In theory, the companies had an opportunity to resolve issues with the regulator - but they seem to have decided that it was easier to get rid of problematic services. In early 2021, Meituan announced that it was shutting down such a project at its site (according to the company, it had more than 10 million participants) and would "focus on its core business." Soon Waterdrop, an insurance company backed by Tencent, one of the largest investors in China, announced that it was stopping its own service (it had existed for several years, had gathered 80 million participants and helped tens of thousands of them). Xiaomi also announced its departure from this market. Several other platforms did the same. Some offered participants compensation - like Waterdrop, the usual annual insurance at the expense of the company.

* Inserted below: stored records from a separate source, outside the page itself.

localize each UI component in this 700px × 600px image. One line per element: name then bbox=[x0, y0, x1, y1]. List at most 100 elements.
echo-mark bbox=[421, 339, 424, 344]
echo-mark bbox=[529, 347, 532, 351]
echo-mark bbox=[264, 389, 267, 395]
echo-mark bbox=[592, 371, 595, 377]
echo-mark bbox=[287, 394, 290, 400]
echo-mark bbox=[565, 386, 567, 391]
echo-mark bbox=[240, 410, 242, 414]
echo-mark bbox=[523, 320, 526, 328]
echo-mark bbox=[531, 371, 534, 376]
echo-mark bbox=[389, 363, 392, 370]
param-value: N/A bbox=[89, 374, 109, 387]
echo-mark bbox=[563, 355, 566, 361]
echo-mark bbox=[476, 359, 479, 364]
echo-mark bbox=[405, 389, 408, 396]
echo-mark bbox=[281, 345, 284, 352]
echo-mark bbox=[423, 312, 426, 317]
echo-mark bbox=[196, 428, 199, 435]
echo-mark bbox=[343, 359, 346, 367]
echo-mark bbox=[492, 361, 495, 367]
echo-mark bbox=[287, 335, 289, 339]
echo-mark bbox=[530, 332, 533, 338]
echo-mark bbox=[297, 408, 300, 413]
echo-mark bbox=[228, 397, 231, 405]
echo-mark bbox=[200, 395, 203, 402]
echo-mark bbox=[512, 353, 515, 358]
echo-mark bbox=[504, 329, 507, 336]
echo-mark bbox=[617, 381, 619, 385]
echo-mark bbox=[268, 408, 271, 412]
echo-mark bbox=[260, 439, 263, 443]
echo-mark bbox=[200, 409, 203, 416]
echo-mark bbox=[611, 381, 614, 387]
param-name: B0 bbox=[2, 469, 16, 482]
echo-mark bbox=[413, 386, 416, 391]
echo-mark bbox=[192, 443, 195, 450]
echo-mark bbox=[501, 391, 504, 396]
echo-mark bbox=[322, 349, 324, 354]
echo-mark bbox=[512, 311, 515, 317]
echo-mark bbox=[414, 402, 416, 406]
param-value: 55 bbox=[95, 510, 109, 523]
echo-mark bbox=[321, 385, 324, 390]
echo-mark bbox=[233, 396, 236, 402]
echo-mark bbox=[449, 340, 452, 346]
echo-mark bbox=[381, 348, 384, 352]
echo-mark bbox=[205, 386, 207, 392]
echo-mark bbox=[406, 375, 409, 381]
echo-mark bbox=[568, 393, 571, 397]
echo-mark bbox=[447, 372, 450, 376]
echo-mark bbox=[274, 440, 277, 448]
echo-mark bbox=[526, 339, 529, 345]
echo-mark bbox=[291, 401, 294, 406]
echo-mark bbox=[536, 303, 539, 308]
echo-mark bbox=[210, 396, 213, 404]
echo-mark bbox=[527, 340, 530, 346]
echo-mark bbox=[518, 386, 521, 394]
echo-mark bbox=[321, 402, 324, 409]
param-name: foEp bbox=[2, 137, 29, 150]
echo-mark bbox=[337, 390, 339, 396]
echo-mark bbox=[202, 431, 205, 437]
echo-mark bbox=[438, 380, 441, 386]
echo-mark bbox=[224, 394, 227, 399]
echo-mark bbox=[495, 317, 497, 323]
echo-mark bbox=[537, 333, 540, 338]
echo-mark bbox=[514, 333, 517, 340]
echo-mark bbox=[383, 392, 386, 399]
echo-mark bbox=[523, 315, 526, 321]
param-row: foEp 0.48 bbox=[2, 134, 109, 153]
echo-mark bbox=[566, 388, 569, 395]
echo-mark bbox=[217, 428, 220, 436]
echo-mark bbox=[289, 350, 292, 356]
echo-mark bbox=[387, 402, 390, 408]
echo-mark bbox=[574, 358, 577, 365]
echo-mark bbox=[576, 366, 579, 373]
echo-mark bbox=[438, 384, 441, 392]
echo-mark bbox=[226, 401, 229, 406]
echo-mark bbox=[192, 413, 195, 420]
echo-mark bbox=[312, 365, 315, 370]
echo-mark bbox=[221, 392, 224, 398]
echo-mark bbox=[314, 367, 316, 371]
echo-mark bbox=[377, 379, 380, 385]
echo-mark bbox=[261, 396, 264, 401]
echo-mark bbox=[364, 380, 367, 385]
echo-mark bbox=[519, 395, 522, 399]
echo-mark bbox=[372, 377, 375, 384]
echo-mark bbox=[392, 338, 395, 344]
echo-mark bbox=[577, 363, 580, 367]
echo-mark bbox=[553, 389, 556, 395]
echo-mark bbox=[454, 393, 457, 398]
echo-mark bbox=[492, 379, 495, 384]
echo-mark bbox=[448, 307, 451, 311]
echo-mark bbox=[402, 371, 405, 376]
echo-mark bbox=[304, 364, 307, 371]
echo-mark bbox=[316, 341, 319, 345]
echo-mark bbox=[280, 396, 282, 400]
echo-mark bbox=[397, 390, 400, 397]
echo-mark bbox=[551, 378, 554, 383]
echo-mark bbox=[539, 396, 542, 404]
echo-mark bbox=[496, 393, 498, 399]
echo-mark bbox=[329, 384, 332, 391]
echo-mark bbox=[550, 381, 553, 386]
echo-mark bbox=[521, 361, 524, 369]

The Ant Group admitted that they could also get rid of their service (according to the company, over several years, more than 116 thousand people received help there - for a total of $2.6 billion). But later it became known from unofficial sources that regulators considered the closure of the largest "people's insurance" undesirable - there were fears that it could cause a "wave of social unrest". One possible option is to reformat the service and turn it into a regular insurance business.